Since Doubleday is looking for a younger, more male market than it typically attracts, playing up the cool factor with an aggressive street promotion in college markets is also crucial. "We were thinking about how to reach the people standing in line to watch movies like The Matrix, or who go to rock concerts, with materials that would help drive traffic to the Web sites," said Pitts. So he decided to hire teams of people who usually work for record labels to post "snipes" of the book jacket, along with stickers and decals related to the book, in Ann Arbor, Mich.; Madison, Wis.; Seattle; Portland, Ore.; and New York. "That kind of approach worked well with Chuck Palahniuk, and we hope The Traveler has that same kind of audience," he added.

A Web Game Worth 1,000 Words

The riskiest and most inspired part of the campaign is Doubleday's multi-pronged Web strategy, which picks up where the house's popular campaign at www.davincicode.com left off. That site tapped into the popularity of Web quests by creating an online scavenger hunt that drew thousands of participants after the launch of The Da Vinci Code in late spring 2003. As the book's popularity grew, the house devised a second quest that was featured on TheToday Show and involved clues that Brown and Kaufman had hidden on the book cover from the very beginning. After a total of 514,319 visits to the site over two months in late 2003, 40,000 people solved the puzzle and entered the contest for a trip to Paris—undoubtedly a benchmark for that kind of online book promotion.

Since the quest motif worked so well for The Da Vinci Code, the house enlisted the same Web developer, Jeff Rabb, to create a game with a similar structure that will go live at www.traveler-book.com in June. Playing on the surveillance theme, it will allow viewers to track a character—via closed-circuit camera images or by following the person's credit-card transactions, for example—with the aim of appealing to avid puzzle-solvers as well as Web surfers who are just poking around.

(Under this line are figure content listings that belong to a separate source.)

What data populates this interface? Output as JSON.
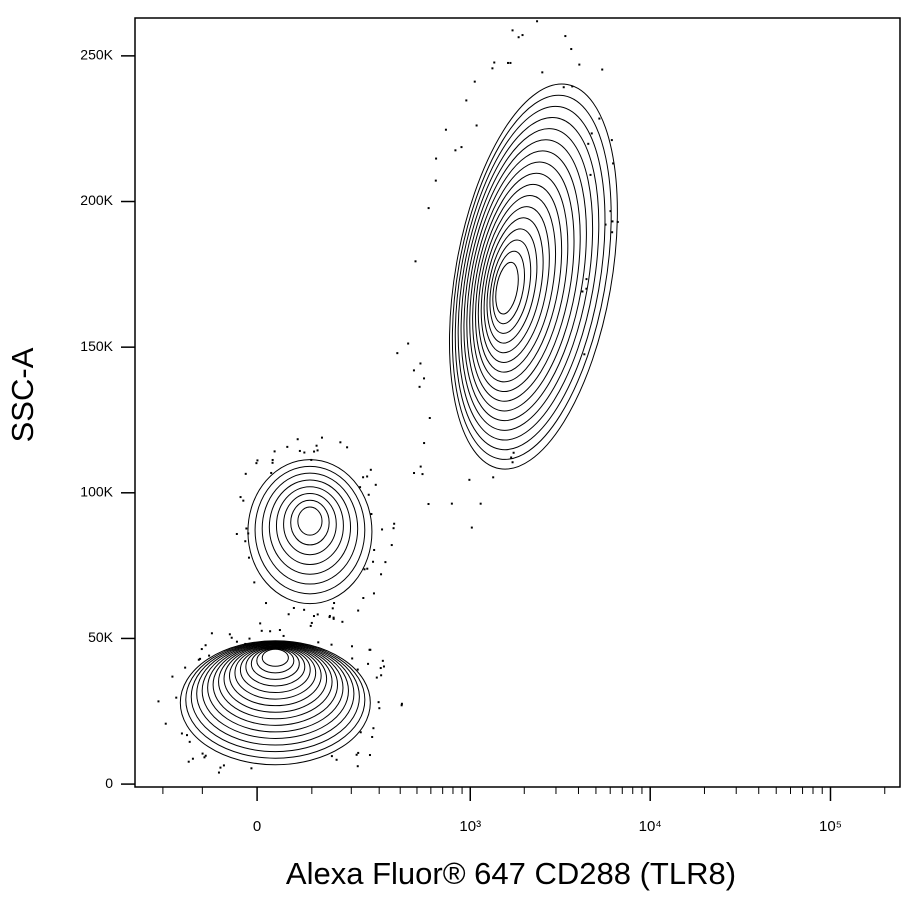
{
  "chart_data": {
    "type": "contour",
    "xlabel": "Alexa Fluor® 647  CD288 (TLR8)",
    "ylabel": "SSC-A",
    "xscale": "biexponential",
    "xlim": [
      -300,
      243000
    ],
    "ylim": [
      -1000,
      263000
    ],
    "xticks": [
      0,
      {
        "value": 1000,
        "label": "10³"
      },
      {
        "value": 10000,
        "label": "10⁴"
      },
      {
        "value": 100000,
        "label": "10⁵"
      }
    ],
    "xminorticks": [
      -200,
      -100,
      100,
      200,
      300,
      400,
      500,
      600,
      700,
      800,
      900,
      2000,
      3000,
      4000,
      5000,
      6000,
      7000,
      8000,
      9000,
      20000,
      30000,
      40000,
      50000,
      60000,
      70000,
      80000,
      90000,
      200000
    ],
    "yticks": [
      0,
      {
        "value": 50000,
        "label": "50K"
      },
      {
        "value": 100000,
        "label": "100K"
      },
      {
        "value": 150000,
        "label": "150K"
      },
      {
        "value": 200000,
        "label": "200K"
      },
      {
        "value": 250000,
        "label": "250K"
      }
    ],
    "color": "#000000",
    "populations": [
      {
        "x": 31,
        "y": 44400
      },
      {
        "x": 96,
        "y": 90800
      },
      {
        "x": 1570,
        "y": 170000
      }
    ]
  }
}
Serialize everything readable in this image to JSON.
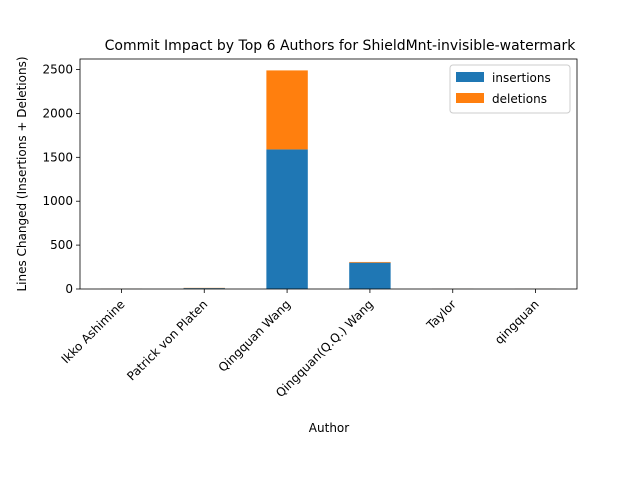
{
  "chart_data": {
    "type": "bar",
    "stacked": true,
    "title": "Commit Impact by Top 6 Authors for ShieldMnt-invisible-watermark",
    "xlabel": "Author",
    "ylabel": "Lines Changed (Insertions + Deletions)",
    "categories": [
      "Ikko Ashimine",
      "Patrick von Platen",
      "Qingquan Wang",
      "Qingquan(Q.Q.) Wang",
      "Taylor",
      "qingquan"
    ],
    "series": [
      {
        "name": "insertions",
        "color": "#1f77b4",
        "values": [
          1,
          10,
          1590,
          300,
          1,
          1
        ]
      },
      {
        "name": "deletions",
        "color": "#ff7f0e",
        "values": [
          1,
          3,
          900,
          8,
          1,
          1
        ]
      }
    ],
    "ylim": [
      0,
      2620
    ],
    "yticks": [
      0,
      500,
      1000,
      1500,
      2000,
      2500
    ],
    "grid": false,
    "legend_position": "top-right"
  }
}
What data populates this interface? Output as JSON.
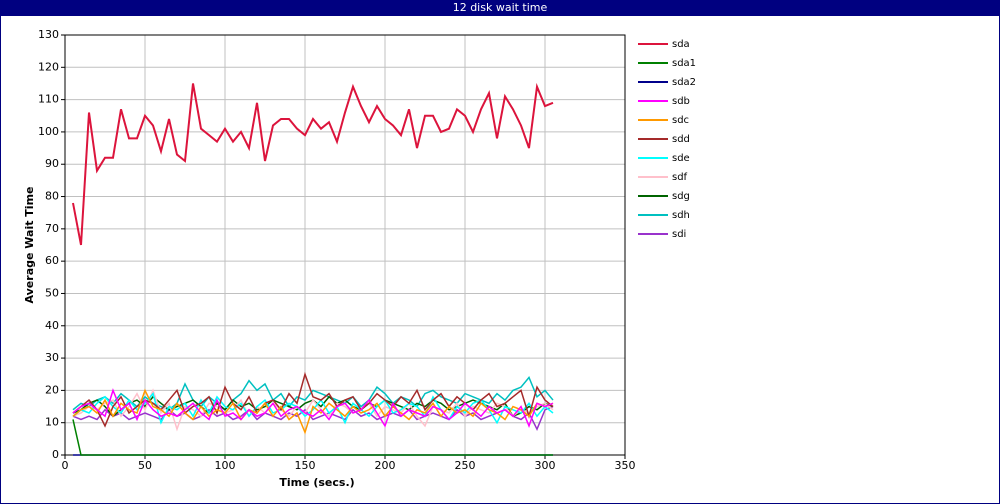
{
  "chart_data": {
    "type": "line",
    "title": "12 disk wait time",
    "x_label": "Time (secs.)",
    "y_label": "Average Wait Time",
    "xlim": [
      0,
      350
    ],
    "xticks": [
      0,
      50,
      100,
      150,
      200,
      250,
      300,
      350
    ],
    "ylim": [
      0,
      130
    ],
    "yticks": [
      0,
      10,
      20,
      30,
      40,
      50,
      60,
      70,
      80,
      90,
      100,
      110,
      120,
      130
    ],
    "grid": true,
    "legend": "right",
    "x": [
      5,
      10,
      15,
      20,
      25,
      30,
      35,
      40,
      45,
      50,
      55,
      60,
      65,
      70,
      75,
      80,
      85,
      90,
      95,
      100,
      105,
      110,
      115,
      120,
      125,
      130,
      135,
      140,
      145,
      150,
      155,
      160,
      165,
      170,
      175,
      180,
      185,
      190,
      195,
      200,
      205,
      210,
      215,
      220,
      225,
      230,
      235,
      240,
      245,
      250,
      255,
      260,
      265,
      270,
      275,
      280,
      285,
      290,
      295,
      300,
      305
    ],
    "series": [
      {
        "name": "sda",
        "color": "#dc143c",
        "values": [
          78,
          65,
          106,
          88,
          92,
          92,
          107,
          98,
          98,
          105,
          102,
          94,
          104,
          93,
          91,
          115,
          101,
          99,
          97,
          101,
          97,
          100,
          95,
          109,
          91,
          102,
          104,
          104,
          101,
          99,
          104,
          101,
          103,
          97,
          106,
          114,
          108,
          103,
          108,
          104,
          102,
          99,
          107,
          95,
          105,
          105,
          100,
          101,
          107,
          105,
          100,
          107,
          112,
          98,
          111,
          107,
          102,
          95,
          114,
          108,
          109
        ]
      },
      {
        "name": "sda1",
        "color": "#008000",
        "values": [
          11,
          0,
          0,
          0,
          0,
          0,
          0,
          0,
          0,
          0,
          0,
          0,
          0,
          0,
          0,
          0,
          0,
          0,
          0,
          0,
          0,
          0,
          0,
          0,
          0,
          0,
          0,
          0,
          0,
          0,
          0,
          0,
          0,
          0,
          0,
          0,
          0,
          0,
          0,
          0,
          0,
          0,
          0,
          0,
          0,
          0,
          0,
          0,
          0,
          0,
          0,
          0,
          0,
          0,
          0,
          0,
          0,
          0,
          0,
          0,
          0
        ]
      },
      {
        "name": "sda2",
        "color": "#00008b",
        "values": [
          0,
          0,
          0,
          0,
          0,
          0,
          0,
          0,
          0,
          0,
          0,
          0,
          0,
          0,
          0,
          0,
          0,
          0,
          0,
          0,
          0,
          0,
          0,
          0,
          0,
          0,
          0,
          0,
          0,
          0,
          0,
          0,
          0,
          0,
          0,
          0,
          0,
          0,
          0,
          0,
          0,
          0,
          0,
          0,
          0,
          0,
          0,
          0,
          0,
          0,
          0,
          0,
          0,
          0,
          0,
          0,
          0,
          0,
          0,
          0,
          0
        ]
      },
      {
        "name": "sdb",
        "color": "#ff00ff",
        "values": [
          13,
          15,
          16,
          14,
          12,
          20,
          14,
          16,
          11,
          17,
          14,
          12,
          13,
          12,
          14,
          16,
          13,
          11,
          17,
          12,
          13,
          11,
          14,
          12,
          13,
          16,
          12,
          14,
          15,
          13,
          12,
          14,
          11,
          15,
          16,
          13,
          14,
          17,
          13,
          9,
          16,
          12,
          14,
          13,
          12,
          15,
          14,
          11,
          13,
          16,
          14,
          12,
          15,
          13,
          14,
          12,
          15,
          9,
          16,
          15,
          16
        ]
      },
      {
        "name": "sdc",
        "color": "#ff9900",
        "values": [
          12,
          14,
          15,
          13,
          17,
          12,
          16,
          14,
          13,
          20,
          15,
          14,
          12,
          16,
          13,
          11,
          15,
          12,
          14,
          13,
          16,
          11,
          14,
          13,
          16,
          12,
          15,
          11,
          13,
          7,
          15,
          13,
          16,
          14,
          12,
          15,
          13,
          14,
          16,
          12,
          15,
          13,
          11,
          14,
          13,
          16,
          12,
          15,
          13,
          14,
          12,
          16,
          14,
          13,
          11,
          15,
          14,
          12,
          16,
          15,
          16
        ]
      },
      {
        "name": "sdd",
        "color": "#a52a2a",
        "values": [
          13,
          15,
          17,
          14,
          9,
          15,
          18,
          13,
          15,
          17,
          16,
          14,
          17,
          20,
          13,
          15,
          16,
          18,
          13,
          21,
          16,
          14,
          18,
          13,
          16,
          17,
          14,
          19,
          16,
          25,
          18,
          17,
          19,
          15,
          17,
          18,
          14,
          16,
          19,
          17,
          15,
          18,
          16,
          20,
          14,
          17,
          19,
          15,
          18,
          16,
          14,
          17,
          19,
          15,
          16,
          18,
          20,
          12,
          21,
          17,
          15
        ]
      },
      {
        "name": "sde",
        "color": "#00ffff",
        "values": [
          12,
          14,
          13,
          16,
          18,
          15,
          13,
          17,
          14,
          16,
          19,
          10,
          15,
          14,
          16,
          12,
          17,
          13,
          18,
          15,
          14,
          16,
          12,
          15,
          17,
          13,
          14,
          16,
          15,
          12,
          14,
          17,
          13,
          15,
          10,
          16,
          14,
          12,
          15,
          17,
          13,
          14,
          16,
          15,
          12,
          18,
          14,
          11,
          15,
          13,
          16,
          17,
          14,
          10,
          15,
          14,
          13,
          16,
          12,
          15,
          13
        ]
      },
      {
        "name": "sdf",
        "color": "#ffc0cb",
        "values": [
          12,
          13,
          15,
          14,
          16,
          17,
          12,
          15,
          19,
          14,
          20,
          13,
          16,
          8,
          15,
          14,
          12,
          16,
          15,
          13,
          14,
          17,
          12,
          15,
          13,
          16,
          14,
          12,
          15,
          13,
          17,
          14,
          12,
          16,
          15,
          13,
          14,
          16,
          12,
          15,
          14,
          13,
          16,
          12,
          9,
          15,
          14,
          13,
          16,
          12,
          15,
          14,
          13,
          16,
          15,
          12,
          14,
          13,
          15,
          16,
          14
        ]
      },
      {
        "name": "sdg",
        "color": "#006400",
        "values": [
          13,
          14,
          16,
          17,
          15,
          12,
          14,
          16,
          17,
          15,
          18,
          16,
          14,
          15,
          16,
          17,
          15,
          13,
          16,
          14,
          17,
          15,
          16,
          14,
          15,
          17,
          16,
          15,
          14,
          16,
          17,
          15,
          18,
          16,
          17,
          15,
          14,
          16,
          15,
          17,
          16,
          15,
          14,
          16,
          15,
          17,
          16,
          14,
          15,
          16,
          17,
          16,
          15,
          14,
          16,
          12,
          13,
          15,
          14,
          16,
          15
        ]
      },
      {
        "name": "sdh",
        "color": "#00c0c0",
        "values": [
          14,
          16,
          15,
          17,
          18,
          16,
          19,
          17,
          15,
          18,
          16,
          15,
          14,
          16,
          22,
          17,
          15,
          18,
          16,
          14,
          17,
          19,
          23,
          20,
          22,
          17,
          19,
          15,
          18,
          17,
          20,
          19,
          18,
          17,
          16,
          18,
          15,
          17,
          21,
          19,
          16,
          18,
          17,
          15,
          19,
          20,
          18,
          17,
          16,
          19,
          18,
          17,
          16,
          19,
          17,
          20,
          21,
          24,
          18,
          20,
          17
        ]
      },
      {
        "name": "sdi",
        "color": "#9932cc",
        "values": [
          12,
          11,
          12,
          11,
          14,
          12,
          13,
          11,
          12,
          13,
          12,
          11,
          14,
          12,
          13,
          11,
          12,
          14,
          12,
          13,
          11,
          12,
          14,
          11,
          13,
          12,
          11,
          13,
          12,
          14,
          11,
          12,
          13,
          12,
          11,
          14,
          12,
          13,
          11,
          12,
          13,
          12,
          14,
          11,
          12,
          13,
          12,
          11,
          14,
          12,
          13,
          11,
          12,
          13,
          14,
          12,
          11,
          13,
          8,
          14,
          15
        ]
      }
    ]
  }
}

But Doubleday isn't stopping there. For those who gravitate to blogs, it has also created a home page for the book's heroine (under her alias as an ordinary citizen) at www.geocities. com/judithstrand/, which links to a blog at www.judithstrand.blogspot.com.

Even more elaborate is the under-the-radar campaign aimed at the book's core audience: the community of gamers who make a sport of breaking into Web sites, actively communicate via online forums and who are already paranoid about the dangers of modern surveillance. For them, there's a challenge that involves hacking a Web site to find hidden dossiers on the book's characters and coverups indirectly related to the plot, based on clues that can be found on two other sites.

Why spend the entire year before publication creating games and content that scrupulously avoid repeating the material in the book? "People like to be challenged on the Web. They want something interactive—they want an experience," said Lauren Chinn, who worked at Miramax building Web sites to market movies before she became Doubleday's Internet marketing manager.

Last spring, the house enlisted Web site designer Sam Frank to begin building the site for Judith Strand, in addition to three sites for the book's hacker audience. The additional sites are www.evergreen-foundation.com, the official site of the Tabula's scientific research arm; www.resurrectionautoparts.com, a front for a Harlequin forum; and hollismartialarts.com, which hosts a blog by one of the book's secondary characters. "For something this elaborate, you need that much time to develop it, to give it the sense that it's been around," said Chinn.

While it remains to be seen how successful Doubleday's various efforts to connect with the gamers and to push the book into the mainsteam will be, there's no doubt their pioneering Web campaign will be regarded as a bellwether. For now, Kaufman said, "My feeling about the DVD and Web sites is that it's amazing we produced them. How else are publishers going to compete with other media in 2005? Besides, it wouldn't be as much fun to be an editor if there weren't things like this every now and then."